Sobre o Cientista

Descendente de italianos, nasceu em Campinas, São Paulo, em 1919. Ainda criança, mudou-se com a família para a capital, onde o pai mantinha uma fábrica de porcelanas. Em 1937 iniciou o curso preparatório com vistas à Escola Politécnica, mas, inspirado por um filme sobre Louis Pasteur e aconselhado pelo geneticista André Dreyfus, pioneiro da área no Brasil, optou pelo curso de História Natural da Faculdade de Filosofia, Ciências e Letras da Universidade de São Paulo (USP). No Departamento de Biologia Geral, foi assistente de Dreyfus, a quem substituiu na chefia da unidade, após a morte do professor. Realizou pós-doutorado nos Estados Unidos, como bolsista da Fundação Rockefeller, e, com apoio da instituição, desenvolveu parceria com o geneticista russo Theodosius Dobzhansky em pesquisas com as moscas drosófilas. Recebeu, entre outros, o Prêmio Nacional de Genética (1963), o Prêmio Moinho Santista de Biologia (1980) e o Prêmio Alfred Jurzykowski, da Academia Nacional de Medicina (1986). Ingressou na ABC em 1952. 

no alto, à esquerda, mosca do gênero rhynchosciara, muito utilizada na pesquisa em genética. edson rocha de oliveira e fábio siviero | à direita, crodowaldo pavan e franco montoro durante a 36ª reunião anual da sbpc, realizada em são paulo em 1984. acervo sbpc | os bagres-cegos e as moscas estiveram entre os objetos de estudo de pavan. junio petar (bagre) e wikimedia commons

Investigação e divulgação da ciência

A atração pelas descobertas e o prazer de divulgá-las para a sociedade são características que marcam grandes nomes da ciência: Crodowaldo Pavan é um deles. Um dos primeiros a se dedicar ao estudo da genética no Brasil, elucidou, durante o doutorado, a questão evolutiva dos bagres cegos que habitavam cavernas em Iporanga, São Paulo, ao demonstrar que os peixes compunham uma linhagem adaptada à vida na escuridão.

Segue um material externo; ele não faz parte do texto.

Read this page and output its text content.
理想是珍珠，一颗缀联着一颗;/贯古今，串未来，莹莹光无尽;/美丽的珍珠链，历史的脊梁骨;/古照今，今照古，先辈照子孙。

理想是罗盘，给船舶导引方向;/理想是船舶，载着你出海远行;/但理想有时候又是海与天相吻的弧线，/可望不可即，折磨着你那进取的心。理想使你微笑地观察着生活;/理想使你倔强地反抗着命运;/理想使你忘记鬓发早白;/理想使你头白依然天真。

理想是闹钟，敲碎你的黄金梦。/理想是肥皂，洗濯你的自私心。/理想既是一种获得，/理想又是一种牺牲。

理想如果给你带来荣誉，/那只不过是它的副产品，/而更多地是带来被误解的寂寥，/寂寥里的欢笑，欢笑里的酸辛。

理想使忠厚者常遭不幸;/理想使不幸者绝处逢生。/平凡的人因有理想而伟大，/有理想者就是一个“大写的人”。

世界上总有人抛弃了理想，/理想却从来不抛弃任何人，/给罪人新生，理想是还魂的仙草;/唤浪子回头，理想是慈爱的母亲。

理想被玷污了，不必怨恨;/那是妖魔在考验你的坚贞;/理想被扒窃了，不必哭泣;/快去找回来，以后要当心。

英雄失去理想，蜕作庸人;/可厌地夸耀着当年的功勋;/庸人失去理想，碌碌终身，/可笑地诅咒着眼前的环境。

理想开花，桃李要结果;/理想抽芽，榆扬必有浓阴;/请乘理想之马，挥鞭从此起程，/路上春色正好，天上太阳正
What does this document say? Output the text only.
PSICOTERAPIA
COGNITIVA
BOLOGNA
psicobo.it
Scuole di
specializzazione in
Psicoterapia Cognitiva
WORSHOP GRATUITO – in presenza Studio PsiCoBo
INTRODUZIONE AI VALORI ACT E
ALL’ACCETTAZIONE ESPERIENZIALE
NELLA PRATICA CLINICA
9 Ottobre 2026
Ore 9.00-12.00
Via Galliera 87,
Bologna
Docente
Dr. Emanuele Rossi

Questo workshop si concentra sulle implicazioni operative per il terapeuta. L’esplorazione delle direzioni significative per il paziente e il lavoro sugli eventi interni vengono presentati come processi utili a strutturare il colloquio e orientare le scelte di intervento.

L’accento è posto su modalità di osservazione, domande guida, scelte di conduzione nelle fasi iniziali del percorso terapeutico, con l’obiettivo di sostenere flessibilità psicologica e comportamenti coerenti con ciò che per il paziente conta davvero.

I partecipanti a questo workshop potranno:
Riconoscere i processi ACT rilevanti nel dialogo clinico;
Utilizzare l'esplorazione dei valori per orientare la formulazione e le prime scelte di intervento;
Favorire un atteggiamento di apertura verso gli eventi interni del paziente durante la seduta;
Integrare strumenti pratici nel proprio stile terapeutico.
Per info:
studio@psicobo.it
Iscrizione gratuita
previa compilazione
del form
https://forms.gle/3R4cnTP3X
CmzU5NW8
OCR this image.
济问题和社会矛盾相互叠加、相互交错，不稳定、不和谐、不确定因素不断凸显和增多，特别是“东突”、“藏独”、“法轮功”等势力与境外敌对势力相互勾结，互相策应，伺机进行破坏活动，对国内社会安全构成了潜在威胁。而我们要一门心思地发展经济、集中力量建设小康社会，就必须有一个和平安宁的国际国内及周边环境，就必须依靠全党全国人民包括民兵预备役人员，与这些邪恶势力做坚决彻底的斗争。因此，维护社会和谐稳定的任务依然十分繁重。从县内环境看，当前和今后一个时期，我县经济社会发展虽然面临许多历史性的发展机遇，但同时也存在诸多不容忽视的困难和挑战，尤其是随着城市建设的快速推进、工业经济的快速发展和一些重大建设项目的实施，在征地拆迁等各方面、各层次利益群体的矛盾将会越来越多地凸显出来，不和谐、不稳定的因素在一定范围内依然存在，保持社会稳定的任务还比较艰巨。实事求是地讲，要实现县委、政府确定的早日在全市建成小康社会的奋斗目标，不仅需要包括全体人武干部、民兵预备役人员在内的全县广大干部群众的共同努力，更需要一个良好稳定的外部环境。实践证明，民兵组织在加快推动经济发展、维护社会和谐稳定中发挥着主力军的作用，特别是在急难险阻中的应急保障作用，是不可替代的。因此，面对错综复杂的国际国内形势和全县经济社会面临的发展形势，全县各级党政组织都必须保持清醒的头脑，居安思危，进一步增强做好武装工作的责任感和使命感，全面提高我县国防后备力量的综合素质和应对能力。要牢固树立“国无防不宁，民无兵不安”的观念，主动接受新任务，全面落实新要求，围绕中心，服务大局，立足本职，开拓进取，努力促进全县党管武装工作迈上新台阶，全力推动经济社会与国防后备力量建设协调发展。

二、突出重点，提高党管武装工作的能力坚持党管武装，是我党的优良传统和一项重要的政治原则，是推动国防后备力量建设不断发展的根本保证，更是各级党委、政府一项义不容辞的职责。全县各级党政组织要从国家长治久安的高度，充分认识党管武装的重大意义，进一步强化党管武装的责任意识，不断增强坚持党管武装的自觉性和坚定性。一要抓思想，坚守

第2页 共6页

Sob influência de André Dreyfus, e em parceria com o professor Theodosius Dobzhansky, analisou e classificou novas espécies de drosófilas. Entre 1948 e 1956, coordenou um grupo de pesquisadores em experimentos voltados à compreensão da genética de populações, os quais marcaram o início da utilização de espécies de moscas tropicais como organismos-modelo para análises genéticas.

Entre suas principais descobertas estão as larvas do inseto Rhynchosciara, especialmente favoráveis ao estudo da ação gênica e de citologia por terem cromossomos gigantes. Investigações com o inseto levaram Pavan a quebrar um paradigma científico ao demonstrar que a quantidade de DNA nas células não era sempre constante, como se acreditava. O achado foi reconhecido internacionalmente nos anos 1960 e levou o cientista a lecionar por dez anos na Universidade do Texas, nos Estados Unidos, até voltar ao Brasil, no fim dos anos 1970.

Além da trajetória bem-sucedida na pesquisa, Pavan destacou-se também por sua atuação em favor da divulgação científica e do desenvolvimento institucional da ciência no país. Esteve à frente de entidades como a Sociedade Brasileira de Genética (1958-1960), a Fundação de Amparo à Pesquisa do Estado de São Paulo (1981-1984), o Conselho Nacional de Desenvolvimento Científico e Tecnológico (1986-1990) e a Sociedade Brasileira para o Progresso da Ciência, da qual foi presidente em três mandatos.